Madère-sur-vigne

Par Pierre Franklin Tavares|10 janvier 2016|Actualités

Je voudrais ici, par le souvenir poétique, saluer mon père avec Madère-sur-Vigne, l’un de deux poèmes que je lui ai consacrés, et extrait de mon recueil Le Livre des Sodades. Ce 10 janvier 2016, il aurait eu 96 ans. Il fut, tour à tour, Maître bottier, Armateur, Grand planteur (tabac) et industriel du cuir.

En bon disciple d’Aristote et de Montesquieu, il a toujours cru que l’éducation scolaire était un axe essentiel de la vie qui formait de bons citoyens.

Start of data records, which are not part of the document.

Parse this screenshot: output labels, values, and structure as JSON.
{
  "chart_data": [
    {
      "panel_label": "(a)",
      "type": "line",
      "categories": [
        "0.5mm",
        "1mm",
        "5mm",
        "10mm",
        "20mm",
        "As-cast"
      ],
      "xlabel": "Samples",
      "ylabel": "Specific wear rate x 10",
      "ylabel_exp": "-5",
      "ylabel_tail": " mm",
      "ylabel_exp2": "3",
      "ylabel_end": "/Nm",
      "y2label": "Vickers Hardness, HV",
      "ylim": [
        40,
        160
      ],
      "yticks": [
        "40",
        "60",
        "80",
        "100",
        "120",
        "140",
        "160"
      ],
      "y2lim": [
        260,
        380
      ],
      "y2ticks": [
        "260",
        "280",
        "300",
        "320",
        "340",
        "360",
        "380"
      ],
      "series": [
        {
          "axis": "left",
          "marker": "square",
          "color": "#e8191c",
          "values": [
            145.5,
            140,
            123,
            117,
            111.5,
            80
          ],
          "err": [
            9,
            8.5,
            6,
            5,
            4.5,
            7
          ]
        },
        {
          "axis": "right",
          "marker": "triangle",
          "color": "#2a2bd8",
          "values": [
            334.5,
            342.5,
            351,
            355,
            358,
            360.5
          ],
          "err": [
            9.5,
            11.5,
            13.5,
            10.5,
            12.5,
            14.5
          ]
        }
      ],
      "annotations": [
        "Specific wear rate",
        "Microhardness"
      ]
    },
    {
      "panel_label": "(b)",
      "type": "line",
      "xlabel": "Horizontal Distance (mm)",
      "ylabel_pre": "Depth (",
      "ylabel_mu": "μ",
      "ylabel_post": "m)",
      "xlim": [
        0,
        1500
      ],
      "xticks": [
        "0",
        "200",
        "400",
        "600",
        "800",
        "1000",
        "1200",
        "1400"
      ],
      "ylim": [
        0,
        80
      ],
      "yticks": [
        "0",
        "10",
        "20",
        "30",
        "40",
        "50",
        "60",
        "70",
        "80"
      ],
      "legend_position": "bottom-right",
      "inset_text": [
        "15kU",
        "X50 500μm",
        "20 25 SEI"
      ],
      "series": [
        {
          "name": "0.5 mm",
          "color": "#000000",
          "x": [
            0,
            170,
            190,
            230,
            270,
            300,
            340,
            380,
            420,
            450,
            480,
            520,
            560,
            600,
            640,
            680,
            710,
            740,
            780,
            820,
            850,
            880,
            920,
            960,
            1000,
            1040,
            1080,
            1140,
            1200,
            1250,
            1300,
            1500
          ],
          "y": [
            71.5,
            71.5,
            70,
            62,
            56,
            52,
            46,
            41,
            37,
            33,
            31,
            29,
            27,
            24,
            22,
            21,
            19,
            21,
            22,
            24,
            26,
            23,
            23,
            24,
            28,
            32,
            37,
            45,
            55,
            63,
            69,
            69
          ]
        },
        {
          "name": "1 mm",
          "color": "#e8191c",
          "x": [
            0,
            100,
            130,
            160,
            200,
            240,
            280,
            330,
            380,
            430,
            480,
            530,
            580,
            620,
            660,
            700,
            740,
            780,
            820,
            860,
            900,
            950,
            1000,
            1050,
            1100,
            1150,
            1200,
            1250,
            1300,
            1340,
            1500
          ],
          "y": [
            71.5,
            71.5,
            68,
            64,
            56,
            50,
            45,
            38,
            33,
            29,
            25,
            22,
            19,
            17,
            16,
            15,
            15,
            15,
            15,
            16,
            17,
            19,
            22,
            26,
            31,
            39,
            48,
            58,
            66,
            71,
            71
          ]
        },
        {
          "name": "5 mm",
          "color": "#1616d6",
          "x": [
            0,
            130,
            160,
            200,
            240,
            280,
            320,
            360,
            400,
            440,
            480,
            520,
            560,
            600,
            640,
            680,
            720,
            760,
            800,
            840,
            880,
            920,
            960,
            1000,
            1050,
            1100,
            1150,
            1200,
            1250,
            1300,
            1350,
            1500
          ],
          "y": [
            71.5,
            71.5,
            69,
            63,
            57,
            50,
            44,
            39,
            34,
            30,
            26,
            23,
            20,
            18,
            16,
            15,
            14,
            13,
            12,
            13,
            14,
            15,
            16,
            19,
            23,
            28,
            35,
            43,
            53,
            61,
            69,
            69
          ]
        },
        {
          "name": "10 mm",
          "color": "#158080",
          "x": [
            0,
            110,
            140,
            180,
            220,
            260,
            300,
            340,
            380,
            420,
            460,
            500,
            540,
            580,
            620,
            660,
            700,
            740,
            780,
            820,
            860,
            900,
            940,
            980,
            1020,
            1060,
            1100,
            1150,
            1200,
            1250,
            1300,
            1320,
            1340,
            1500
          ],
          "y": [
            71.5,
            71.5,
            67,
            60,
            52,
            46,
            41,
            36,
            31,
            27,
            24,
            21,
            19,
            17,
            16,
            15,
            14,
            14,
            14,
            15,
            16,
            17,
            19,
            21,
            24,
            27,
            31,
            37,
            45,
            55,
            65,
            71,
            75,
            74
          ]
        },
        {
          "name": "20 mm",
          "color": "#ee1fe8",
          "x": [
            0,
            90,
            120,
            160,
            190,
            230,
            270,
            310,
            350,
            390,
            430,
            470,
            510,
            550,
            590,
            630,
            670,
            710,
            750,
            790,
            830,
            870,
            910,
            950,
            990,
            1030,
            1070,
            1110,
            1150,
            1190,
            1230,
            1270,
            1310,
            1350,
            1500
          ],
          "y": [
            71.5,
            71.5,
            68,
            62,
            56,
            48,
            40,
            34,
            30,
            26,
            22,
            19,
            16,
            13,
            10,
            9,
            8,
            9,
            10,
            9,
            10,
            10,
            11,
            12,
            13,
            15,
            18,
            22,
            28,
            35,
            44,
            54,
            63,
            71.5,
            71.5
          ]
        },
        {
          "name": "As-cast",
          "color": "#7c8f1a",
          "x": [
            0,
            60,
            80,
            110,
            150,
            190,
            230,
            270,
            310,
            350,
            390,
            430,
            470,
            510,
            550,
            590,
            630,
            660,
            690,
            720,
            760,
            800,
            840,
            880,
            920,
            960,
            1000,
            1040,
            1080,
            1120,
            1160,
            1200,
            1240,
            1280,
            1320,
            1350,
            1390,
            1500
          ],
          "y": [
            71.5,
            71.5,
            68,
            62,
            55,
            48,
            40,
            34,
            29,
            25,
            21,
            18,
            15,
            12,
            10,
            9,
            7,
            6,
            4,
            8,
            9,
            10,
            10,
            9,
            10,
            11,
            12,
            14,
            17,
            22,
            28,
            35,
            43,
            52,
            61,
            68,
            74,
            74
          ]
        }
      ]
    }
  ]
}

Pour accompagner la lecture et la méditation de Madère-sur-Vigne, j’ai choisi deux supports. Le premier est un ensemble de photographies qui reprennent quelques phases essentielles de sa vie, centrée autour du travail, de la famille et de l’engagement politique. C’est de mon père, Gonçalo Amarante Tavares, que je tiens l’endurance dans la pensée.  Le second support est une chanson, Brada Maria (Cri ou Prière à Marie), réputée être la première Morna officielle où domine la figure de Marie, « la plus belle fleur de la poésie », pour reprendre le mot de Heine. C’est le clin d’œil filial à ma mère Peimpa.

 

MADÈRE-SUR-VIGNE
À mon père, et pour son vin

Ô les Napées, belles et souriantes !
Sur les maigres flancs insulaires des coteaux pentus et escarpés,
Où dorment paisiblement en longueur les vents d’est,
Alors que des pluies mesurées aiment à s’abandonner,
Un terroir magnifique s’émeut de générosité.
Là en effet, une pourpre saison de grappes,
Réclame vendanges.

Alors, en cette belle saison, lourds de paresse divine,
Prenez et gouttez donc ces baies sucrées de Lyéus,
Des hottes et des dos vont et viennent dodelinant.
Ils accomplissent les rites de l’enfant éternel
Ô Euïos, frère du Christ et d’Hercule.

Puis s’ouvre le ressat, après les lumières de septembre,
Où sont présentes toutes les divinités rieuses et joyeuses,
Également celles qui inspirent aux poèmes de vin
Beauté, attrait et souvenir ?
Derrière les sarments dépouillés,
Se tiennent des Satyres qui observent, embusqués.
Font-ils de nouveau l’antique escale, en route pour l’Inde ?
L’empire oriental de Bacchus est-il de nouveau à préserver ?
Là-haut, thyrses et tambourins.
Proche,
Un cortège sillonne le Ciel !
Silène,
Des Bacchantes en un ululement
Et Dionysos-Élélée,
Dive coupe,
Lierres,
Et pampres en couronnes.

Pareils à Prométhée, ils répandent sur Terre
Les hermétismes de la vinification.

O Madère de Funchal !
Je revois tes cuvaisons enthousiastes avec leurs chapeaux de marc.
Et dans la recherche patiente des équilibres énigmatiques,
Actifs, semblables aux divinités anciennes, vont les InVisibles,
Ces levures qui relancent le moût, le glycérol qui alourdit,
Le soufre qui protège et coud une robe intense,
Le tanin qui, au mystère, donne une structure rationnelle,
Et tous s’harmonisent en un sombre secret de lumière sucrée
Qui exhale une riche palette d’arômes.

Ô Madère de Funchal, île ardente.
Dans le souvenir de tes volcans endormis,
Tes fruits fermentent et ton nom redit le Bois.
Et dans les fûts de madeira, comparables à ceux du Tronçais,
Que d’habiles tonneliers ont conçus,
Non loin de la vinée, la récolte de Lénéus,
Entre densité et brillance,
Repose enfin apaisée en vin,
Au pied du cantique isaïen de la vigne.

Mes yeux ont apprécié les robes sublimes,
Combien de vents doux ont levé à mon nez la multitude de bouquets
Qui enivrent ? Et combien mon palais a vécu la joie des goûts délicats ?
Mais par-delà les sens qui codifient la dégustation profane,
Tout vin n’est accompli que par le Mythe et dans le Souvenir.

Alors, je revois encore la tablée divine, ce banquet des élus
Où se tiennent Ampélos, Staphylos, Dionysos,
Et Hercule, et Œnée et mon père,
Avec leur coupe de cristal.
Et tous boivent, non pas en mémoire,
Mais en souvenir du plus noble d’entre eux : le Christ.